New Zealand television presenter

Clint Brown is a New Zealand television sports presenter for Sky Sport New Zealand and Prime New Zealand and was a former presenter for TV3 New Zealand – the latter of which he reported for 18 years.

==Early life==
Brown lived in Hamilton until he was 12. His family moved to Petone and he joined the Petone Rugby Club. He played rugby for the First XV at Hutt Valley Memorial Technical College.

==Career==
Brown was involved with television and radio since leaving school in 1979. His career has included sport and music presenting, Breakfast show host, and account manager for Radio Network TRN.

Brown began working in January 1979 as a Broadcasting Cadet at 2ZN Nelson. He worked as an announcer for 3ZA Greymouth, 2ZD Masterton, 4ZA Invercargill, 2ZM Wellington, 1ZM Auckland, and Radio NZ Sport Wellington up to 1989 when he became a TV3 sports presenter.

He was 1994 New Zealand Sports Journalist of the Year and Best TV Sports Broadcaster of the Year and won awards in 1995 for Best Sport Show at the Mobil Sport New Zealand film and television awards and 1999 for Best Sports Story at the Qantas Media Awards.

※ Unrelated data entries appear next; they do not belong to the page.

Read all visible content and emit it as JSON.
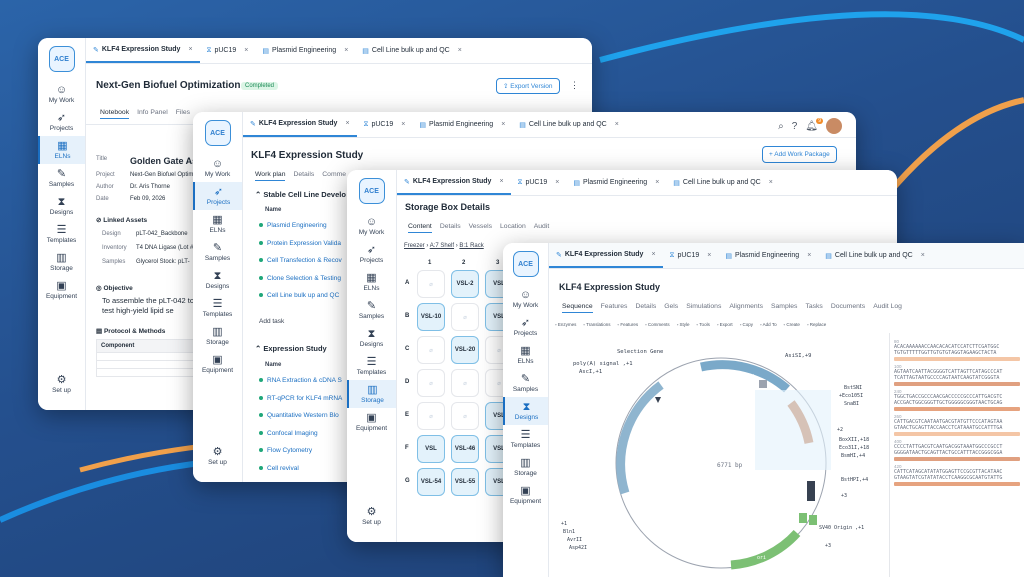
{
  "colors": {
    "accent": "#2f86d6",
    "orange": "#f0a04b",
    "background": "#244f8d"
  },
  "w1": {
    "logo": "ACE",
    "nav": [
      {
        "icon": "user-icon",
        "label": "My Work"
      },
      {
        "icon": "rocket-icon",
        "label": "Projects"
      },
      {
        "icon": "eln-icon",
        "label": "ELNs"
      },
      {
        "icon": "pipette-icon",
        "label": "Samples"
      },
      {
        "icon": "hourglass-icon",
        "label": "Designs"
      },
      {
        "icon": "templates-icon",
        "label": "Templates"
      },
      {
        "icon": "storage-icon",
        "label": "Storage"
      },
      {
        "icon": "equipment-icon",
        "label": "Equipment"
      }
    ],
    "setup": "Set up",
    "tabs": [
      "KLF4 Expression Study",
      "pUC19",
      "Plasmid Engineering",
      "Cell Line bulk up and QC"
    ],
    "title": "Next-Gen Biofuel Optimization",
    "badge": "Completed",
    "export": "Export Version",
    "subtabs": [
      "Notebook",
      "Info Panel",
      "Files"
    ],
    "fields": [
      {
        "k": "Title",
        "v": "Golden Gate As"
      },
      {
        "k": "Project",
        "v": "Next-Gen Biofuel Optimi"
      },
      {
        "k": "Author",
        "v": "Dr. Aris Thorne"
      },
      {
        "k": "Date",
        "v": "Feb 09, 2026"
      }
    ],
    "linked_title": "Linked Assets",
    "linked": [
      {
        "k": "Design",
        "v": "pLT-042_Backbone"
      },
      {
        "k": "Inventory",
        "v": "T4 DNA Ligase (Lot #"
      },
      {
        "k": "Samples",
        "v": "Glycerol Stock: pLT-"
      }
    ],
    "objective_title": "Objective",
    "objective": "To assemble the pLT-042 to test high-yield lipid se",
    "protocol_title": "Protocol & Methods",
    "component": "Component"
  },
  "w2": {
    "nav": [
      {
        "icon": "user-icon",
        "label": "My Work"
      },
      {
        "icon": "rocket-icon",
        "label": "Projects"
      },
      {
        "icon": "eln-icon",
        "label": "ELNs"
      },
      {
        "icon": "pipette-icon",
        "label": "Samples"
      },
      {
        "icon": "hourglass-icon",
        "label": "Designs"
      },
      {
        "icon": "templates-icon",
        "label": "Templates"
      },
      {
        "icon": "storage-icon",
        "label": "Storage"
      },
      {
        "icon": "equipment-icon",
        "label": "Equipment"
      }
    ],
    "setup": "Set up",
    "tabs": [
      "KLF4 Expression Study",
      "pUC19",
      "Plasmid Engineering",
      "Cell Line bulk up and QC"
    ],
    "title": "KLF4 Expression Study",
    "add": "+ Add Work Package",
    "subtabs": [
      "Work plan",
      "Details",
      "Comme"
    ],
    "group1": "Stable Cell Line Develo",
    "name_header": "Name",
    "g1_items": [
      "Plasmid Engineering",
      "Protein Expression Valida",
      "Cell Transfection & Recov",
      "Clone Selection & Testing",
      "Cell Line bulk up and QC"
    ],
    "add_task": "Add task",
    "group2": "Expression Study",
    "g2_items": [
      "RNA Extraction & cDNA S",
      "RT-qPCR for KLF4 mRNA",
      "Quantitative Western Blo",
      "Confocal Imaging",
      "Flow Cytometry",
      "Cell revival"
    ],
    "notif": "9"
  },
  "w3": {
    "nav": [
      {
        "icon": "user-icon",
        "label": "My Work"
      },
      {
        "icon": "rocket-icon",
        "label": "Projects"
      },
      {
        "icon": "eln-icon",
        "label": "ELNs"
      },
      {
        "icon": "pipette-icon",
        "label": "Samples"
      },
      {
        "icon": "hourglass-icon",
        "label": "Designs"
      },
      {
        "icon": "templates-icon",
        "label": "Templates"
      },
      {
        "icon": "storage-icon",
        "label": "Storage"
      },
      {
        "icon": "equipment-icon",
        "label": "Equipment"
      }
    ],
    "setup": "Set up",
    "tabs": [
      "KLF4 Expression Study",
      "pUC19",
      "Plasmid Engineering",
      "Cell Line bulk up and QC"
    ],
    "title": "Storage Box Details",
    "subtabs": [
      "Content",
      "Details",
      "Vessels",
      "Location",
      "Audit"
    ],
    "crumb": [
      "Freezer",
      "A:7 Shelf",
      "B:1 Rack"
    ],
    "cols": [
      "1",
      "2",
      "3"
    ],
    "rows": [
      "A",
      "B",
      "C",
      "D",
      "E",
      "F",
      "G"
    ],
    "cells": {
      "A2": "VSL-2",
      "A3": "VSL",
      "B1": "VSL-10",
      "B3": "VSL",
      "C2": "VSL-20",
      "E3": "VSL",
      "F1": "VSL",
      "F2": "VSL-46",
      "F3": "VSL",
      "G1": "VSL-54",
      "G2": "VSL-55",
      "G3": "VSL"
    }
  },
  "w4": {
    "nav": [
      {
        "icon": "user-icon",
        "label": "My Work"
      },
      {
        "icon": "rocket-icon",
        "label": "Projects"
      },
      {
        "icon": "eln-icon",
        "label": "ELNs"
      },
      {
        "icon": "pipette-icon",
        "label": "Samples"
      },
      {
        "icon": "hourglass-icon",
        "label": "Designs"
      },
      {
        "icon": "templates-icon",
        "label": "Templates"
      },
      {
        "icon": "storage-icon",
        "label": "Storage"
      },
      {
        "icon": "equipment-icon",
        "label": "Equipment"
      }
    ],
    "tabs": [
      "KLF4 Expression Study",
      "pUC19",
      "Plasmid Engineering",
      "Cell Line bulk up and QC"
    ],
    "title": "KLF4 Expression Study",
    "subtabs": [
      "Sequence",
      "Features",
      "Details",
      "Gels",
      "Simulations",
      "Alignments",
      "Samples",
      "Tasks",
      "Documents",
      "Audit Log"
    ],
    "toolbar": [
      "Enzymes",
      "Translations",
      "Features",
      "Comments",
      "Style",
      "Tools",
      "Export",
      "Copy",
      "Add To",
      "Create",
      "Replace"
    ],
    "map_center": "6771 bp",
    "map_labels": {
      "selection": "Selection Gene",
      "polya": "poly(A) signal ,+1",
      "ascl": "AscI,+1",
      "kan": "Kanamycin (KanR)",
      "ascii": "AsiSI,+9",
      "bstsnI": "BstSNI",
      "eco105I": "+Eco105I",
      "snabI": "SnaBI",
      "c2": "+2",
      "boxii": "BoxXII,+18",
      "eco31": "Eco31I,+18",
      "bsmhl": "BsmHI,+4",
      "bsthpi": "BstHPI,+4",
      "sv40": "SV40 Origin ,+1",
      "p3": "+3",
      "hrs": "Hrs",
      "ori": "ori",
      "bin1": "Bln1",
      "avr": "AvrII",
      "asp": "Asp42I",
      "plus1": "+1"
    },
    "seq_numbers": [
      "80",
      "100",
      "240",
      "260",
      "400",
      "420",
      "480",
      "500"
    ],
    "seq_lines": [
      "ACACAAAAAACCAACACACATCCATCTTCGATGGC",
      "TGTGTTTTTGGTTGTGTGTAGGTAGAAGCTACTA",
      "AGTAATCAATTACGGGGTCATTAGTTCATAGCCCAT",
      "TCATTAGTAATGCCCCAGTAATCAAGTATCGGGTA",
      "TGGCTGACCGCCCAACGACCCCCGCCCATTGACGTC",
      "ACCGACTGGCGGGTTGCTGGGGGCGGGTAACTGCAG",
      "CATTGACGTCAATAATGACGTATGTTCCCATAGTAA",
      "GTAACTGCAGTTACCAACCTCATAAATGCCATTTGA",
      "CCCCTATTGACGTCAATGACGGTAAATGGCCCGCCT",
      "GGGGATAACTGCAGTTACTGCCATTTACCGGGCGGA",
      "CATTCATAGCATATATGGAGTTCCGCGTTACATAAC",
      "GTAAGTATCGTATATACCTCAAGGCGCAATGTATTG"
    ]
  }
}
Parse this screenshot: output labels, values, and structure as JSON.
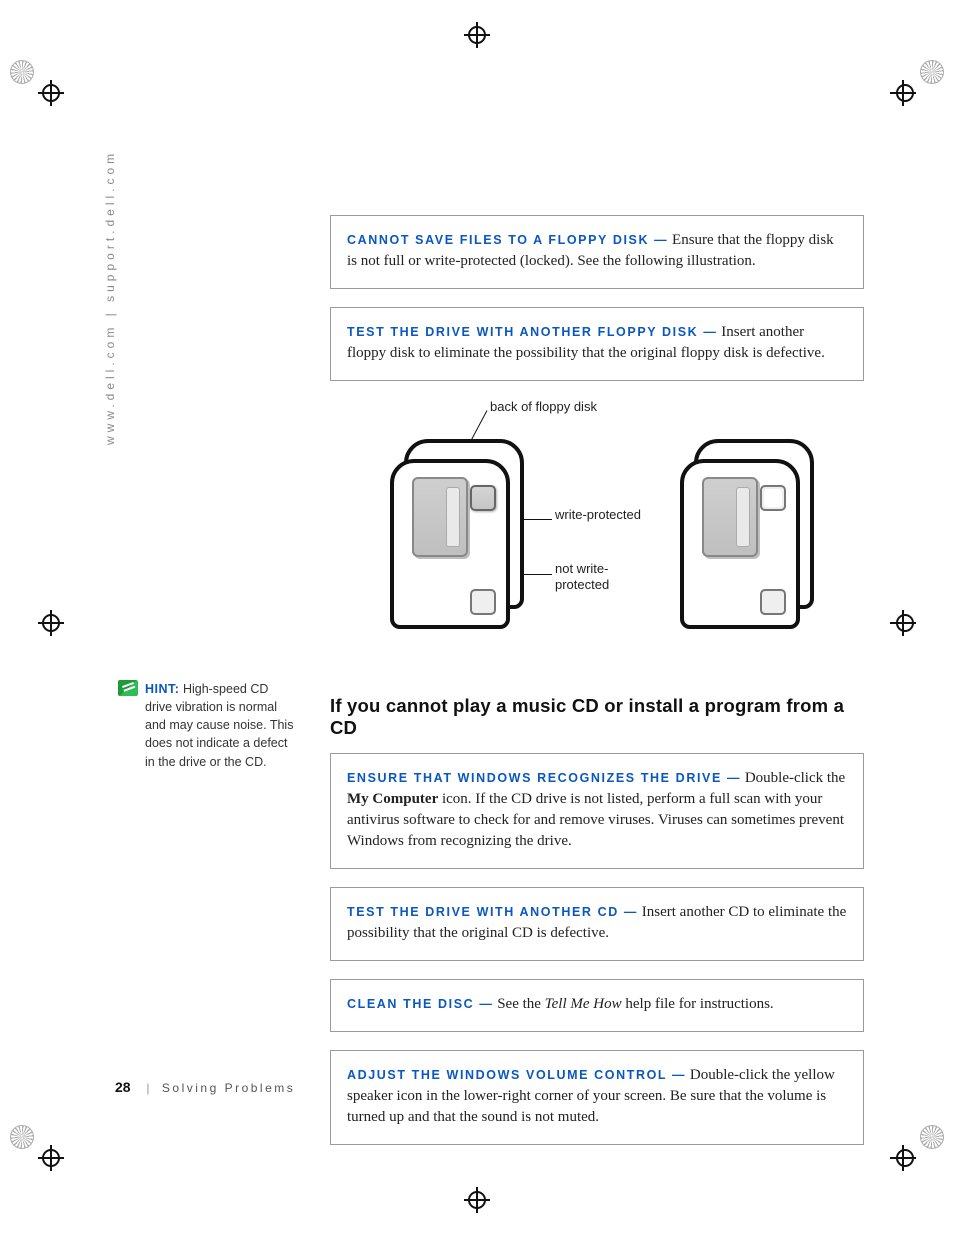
{
  "side_url": "www.dell.com | support.dell.com",
  "boxes_top": [
    {
      "lead": "CANNOT SAVE FILES TO A FLOPPY DISK —",
      "body": "Ensure that the floppy disk is not full or write-protected (locked). See the following illustration."
    },
    {
      "lead": "TEST THE DRIVE WITH ANOTHER FLOPPY DISK —",
      "body": "Insert another floppy disk to eliminate the possibility that the original floppy disk is defective."
    }
  ],
  "illus": {
    "back_label": "back of floppy disk",
    "wp_label": "write-protected",
    "nwp_label_line1": "not write-",
    "nwp_label_line2": "protected"
  },
  "heading": "If you cannot play a music CD or install a program from a CD",
  "hint": {
    "label": "HINT:",
    "text": "High-speed CD drive vibration is normal and may cause noise. This does not indicate a defect in the drive or the CD."
  },
  "boxes_bottom": [
    {
      "lead": "ENSURE THAT WINDOWS RECOGNIZES THE DRIVE —",
      "body_prefix": "Double-click the ",
      "bold": "My Computer",
      "body_suffix": " icon. If the CD drive is not listed, perform a full scan with your antivirus software to check for and remove viruses. Viruses can sometimes prevent Windows from recognizing the drive."
    },
    {
      "lead": "TEST THE DRIVE WITH ANOTHER CD —",
      "body": "Insert another CD to eliminate the possibility that the original CD is defective."
    },
    {
      "lead": "CLEAN THE DISC —",
      "body_prefix": "See the ",
      "italic": "Tell Me How",
      "body_suffix": " help file for instructions."
    },
    {
      "lead": "ADJUST THE WINDOWS VOLUME CONTROL —",
      "body": "Double-click the yellow speaker icon in the lower-right corner of your screen. Be sure that the volume is turned up and that the sound is not muted."
    }
  ],
  "footer": {
    "page": "28",
    "section": "Solving Problems"
  }
}
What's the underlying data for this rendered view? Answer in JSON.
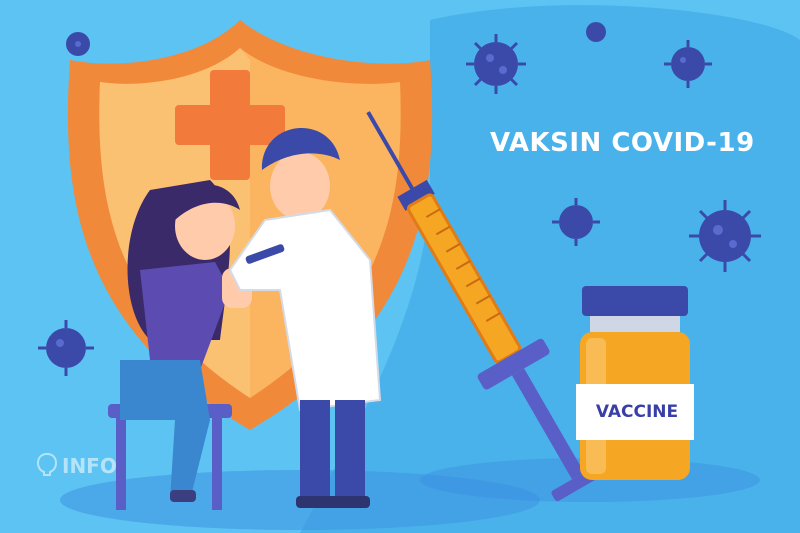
{
  "headline": "VAKSIN COVID-19",
  "vial_label": "VACCINE",
  "watermark": "INFO",
  "icons": [
    "virus-icon",
    "shield-icon",
    "cross-icon",
    "syringe-icon",
    "vaccine-vial-icon",
    "brain-logo-icon"
  ],
  "colors": {
    "background": "#5cc3f3",
    "background_blob": "#3ea6e6",
    "shield_outer": "#f08a3a",
    "shield_inner": "#fbb45f",
    "cross": "#f27a3a",
    "virus": "#3b4aa8",
    "text": "#ffffff",
    "vial_label_text": "#3a3fa8"
  }
}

Brown was also voted Best Sports Presenter in New Zealand five times from 2002 to 2006 by TV Guide Magazine.

==Controversy and resignation==

In September 2006, Brown was in Taupō for a dinner with people associated with the A1 Grand Prix race to be held in Taupō. Later that evening he was attacked, receiving serious injuries in an incident that attracted a significant level of media coverage in New Zealand. After the incident, Brown did not press charges. Nor was he charged. There were allegations of drunken behaviour and abusing a Māori woman taxi driver. As a result of the allegations, Brown was stood down by TV3. Later, he resigned from his TV3 post.

Brown was also involved in an incident during his time at TV3 which saw him stripped nude and having his eyebrows shaved off by members of the All Blacks rugby team after becoming heavily intoxicated on a flight from South Africa to Australia. Ali Williams, former All Black lock, makes reference to this event in his book "Ali Tall Book of Tales".

==Present career==

After this, Brown was a radio presenter on Times FM – a radio station based in Orewa broadcasting to the Rodney District – but can be heard in Auckland too. Brown hosted the breakfast show slot from 6am to 10am every weekday. Now, Clint Brown works as a presenter for Sky Sport Television and Prime New Zealand.